The Simple Service Discovery Protocol (SSDP) is a network protocol based on the Internet Protocol Suite for the advertisement and discovery of network services and presence information.
Why prevent an open SSDP service to run on my VPS?
Running an open (UDP) service is not bad on its own. Unfortunately, hackers have also found this feature useful in performing a special type of DDoS attack called an “amplification attack”.
Amplification attacks result in an attacker turning a small amount of bandwidth coming from a small number of machines into a massive traffic load hitting the attacked victim.
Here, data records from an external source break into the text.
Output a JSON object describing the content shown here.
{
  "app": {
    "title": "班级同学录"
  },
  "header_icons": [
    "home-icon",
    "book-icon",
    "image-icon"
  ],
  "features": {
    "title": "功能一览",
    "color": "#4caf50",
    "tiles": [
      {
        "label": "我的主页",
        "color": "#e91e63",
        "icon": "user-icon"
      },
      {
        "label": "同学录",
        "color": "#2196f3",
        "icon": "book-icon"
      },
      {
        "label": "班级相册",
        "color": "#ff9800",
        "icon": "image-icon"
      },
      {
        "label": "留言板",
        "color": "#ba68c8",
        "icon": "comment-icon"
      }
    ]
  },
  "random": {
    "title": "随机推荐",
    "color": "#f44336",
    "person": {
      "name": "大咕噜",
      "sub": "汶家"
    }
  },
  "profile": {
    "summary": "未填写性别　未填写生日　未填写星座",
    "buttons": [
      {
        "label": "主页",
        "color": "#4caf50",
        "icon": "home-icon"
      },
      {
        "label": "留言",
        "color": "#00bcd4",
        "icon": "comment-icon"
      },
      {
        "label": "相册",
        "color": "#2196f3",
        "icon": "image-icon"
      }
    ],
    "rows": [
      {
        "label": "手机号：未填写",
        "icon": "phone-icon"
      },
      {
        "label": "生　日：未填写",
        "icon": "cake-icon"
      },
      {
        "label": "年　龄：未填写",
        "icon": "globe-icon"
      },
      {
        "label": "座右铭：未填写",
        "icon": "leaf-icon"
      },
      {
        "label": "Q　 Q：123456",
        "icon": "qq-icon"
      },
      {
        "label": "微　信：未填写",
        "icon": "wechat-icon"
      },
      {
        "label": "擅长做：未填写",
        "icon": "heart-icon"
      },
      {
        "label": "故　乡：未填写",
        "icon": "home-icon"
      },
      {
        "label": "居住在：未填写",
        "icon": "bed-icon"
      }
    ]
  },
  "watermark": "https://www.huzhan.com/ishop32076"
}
As a result, using the SSDP port on a Tilaa VPS is not recommended. We'll show you how to close this gate in this article.
You can use your firewall to block port 1900/udp
Recommended action to close the SSDP port
To see if your Linux-based server is vulnerable, you can use the following command to see if the port is still open or closed:
$ sudo nmap -sU -p 1900 --script=upnp-info IP
PORT STATE SERVICE VERSION
1900/udp open |filtered upnp
Ubuntu & Debian (Uncomplicated FireWall)
Command to close port 1900:
sudo ufw deny 1900
1. Close port 1900 using the following command:
sudo iptables -A INPUT -p udp --dport 1900 -j DROP
2. Restart your firewall as follows to apply the changes:
sudo iptables-save | sudo tee /etc/sysconfig/iptables
sudo service iptables restart
Firewalld (CentOS, DirectAdmin, Plesk, cPanel)
1. Close port 1900 using the command:
sudo firewall-cmd --zone=public --permanent --remove-port=1900/udp
2. Reload your firewall configuration with this command to apply the changes:
sudo firewall-cmd --reload
Your VPS is now safe from malicious use of SSDP port 1900!